Taking care of employees is a wise hedge against a tough economy, according to research conducted by VIST Insurance. The company goes so far as to say that engaging and rewarding employees with financial or non-financial awards are retentions actions companies can no longer overlook or dismiss as trivial.
“The costs of replacing talented and effective employees far outstrip the expense of retaining and developing new employees,” said David Lacey, vice president of human resource business development at VIST Insurance. “Recruiting and training new employees acts as a drag on earnings from three to six months until the new employee is performing at the expected level or better. However, retained and highly motivated employees contribute to the company at a higher, more consistent and sustained level of performance.”
Industry studies, VIST noted, estimate that it takes roughly six months for a new professional hire to be trained and performing at or above the level of a prior employee. That timeframe drops to three months for C-level positions.
“Over the course of a year,” Lacey said, “if a small company loses three long-time employees, each making $50,000 in cash compensation, it will cost the company a minimum of $75,000 to prepare the new hires to be effective and productive.
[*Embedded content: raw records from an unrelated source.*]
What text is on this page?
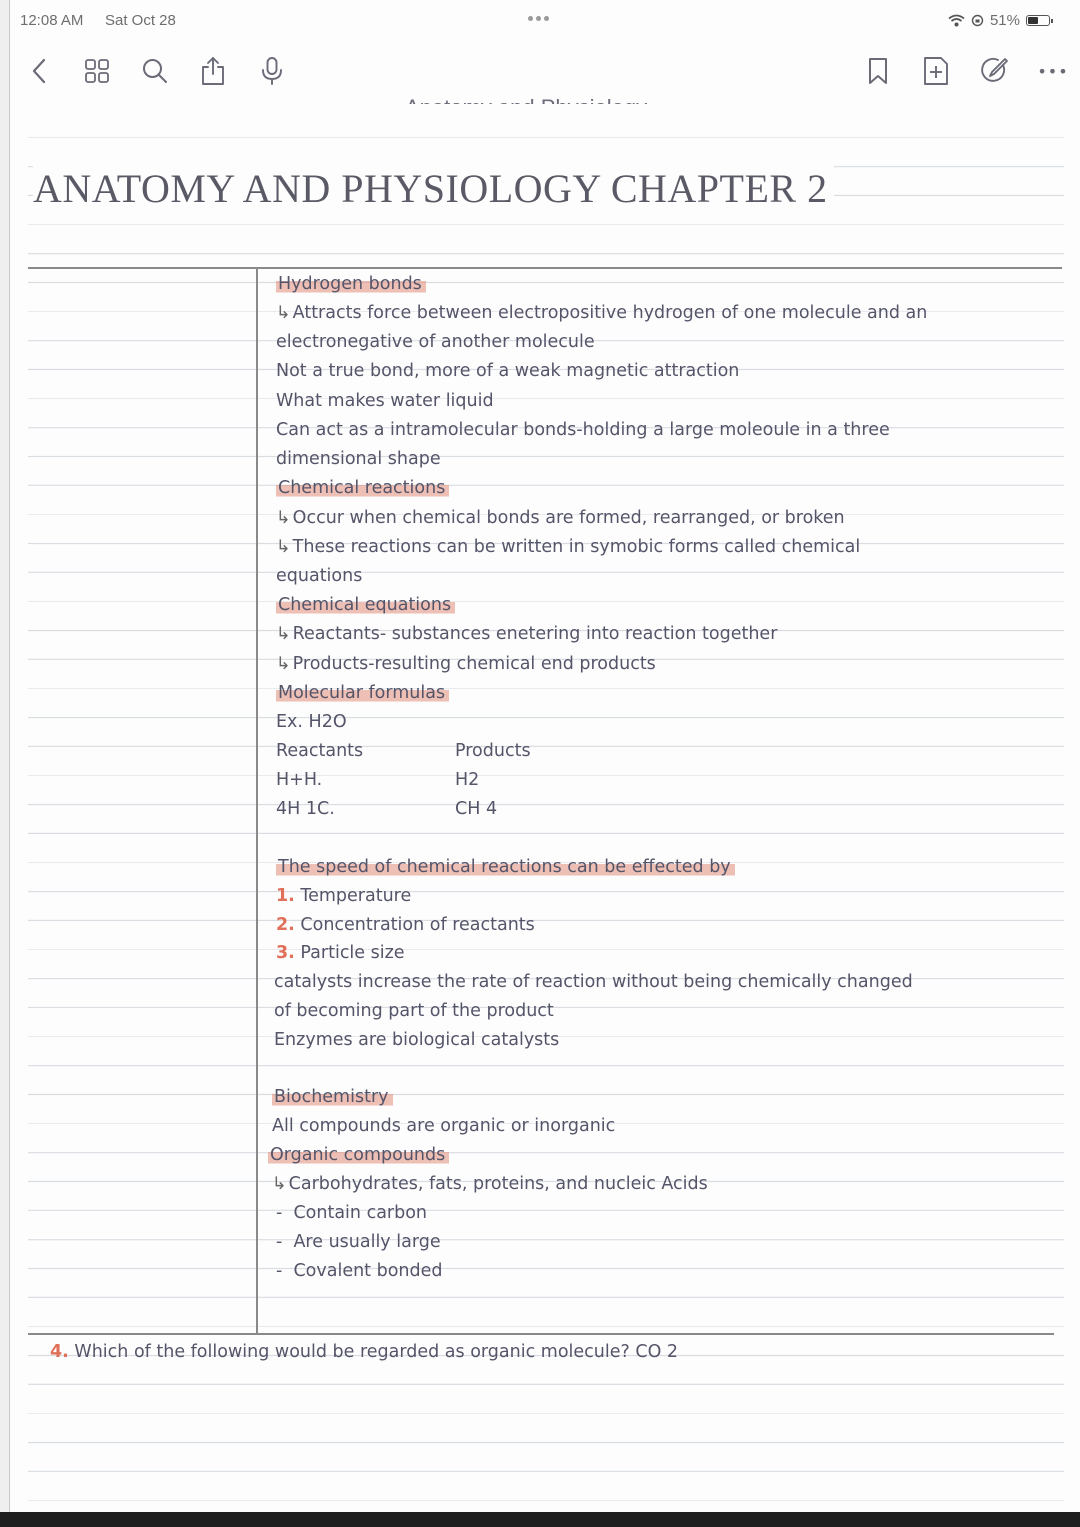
12:08 AM Sat Oct 28	51%
•••
ANATOMY AND PHYSIOLOGY CHAPTER 2
Hydrogen bonds
↳ Attracts force between electropositive hydrogen of one molecule and an
electronegative of another molecule
Not a true bond, more of a weak magnetic attraction
What makes water liquid
Can act as a intramolecular bonds-holding a large moleoule in a three
dimensional shape
Chemical reactions
↳ Occur when chemical bonds are formed, rearranged, or broken
↳ These reactions can be written in symobic forms called chemical
equations
Chemical equations
↳ Reactants- substances enetering into reaction together
↳ Products-resulting chemical end products
Molecular formulas
Ex. H2O
Reactants	Products
H+H.	H2
4H 1C.	CH 4
The speed of chemical reactions can be effected by
1. Temperature
2. Concentration of reactants
3. Particle size
catalysts increase the rate of reaction without being chemically changed
of becoming part of the product
Enzymes are biological catalysts
Biochemistry
All compounds are organic or inorganic
Organic compounds
↳ Carbohydrates, fats, proteins, and nucleic Acids
-  Contain carbon
-  Are usually large
-  Covalent bonded
4. Which of the following would be regarded as organic molecule? CO 2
Even if they are replaced a the same salary, it will take an estimated six months for the new employees to be up to speed and as productive as the prior employees.
“Also, the company will incur the additional expense of advertising the positions, recruiting fees and training,” he said.
Lacey noted that he has seen recruiting data showing that it costs an IT company an average of $34,000 to replace one lost professional and showing where a clothing store had a decline of more than $100,000 in revenue when a sales representative with an excellent and loyal customer base left and joined a competitor.
Employees who feel valued and appreciated by management are more engaged in the success of the company and tend to perform at higher levels, according to VIST.
ISR, a Chicago firm that studied employee engagement found the following:
- 52-percent difference in one-year performance improvement in operating income between companies with highly engaged employees compared with companies with low engagement
- 13-percent improvement in net income growth over a one-year period at companies with high employee engagement.
- 28-percent improvement in earnings per share growth in companies with high employee engagement.
VIST Finanical is a diversified financial services company with corporate headquarters in Wyomissing, Pa., and regional headquarters in Blue Bell, Pa.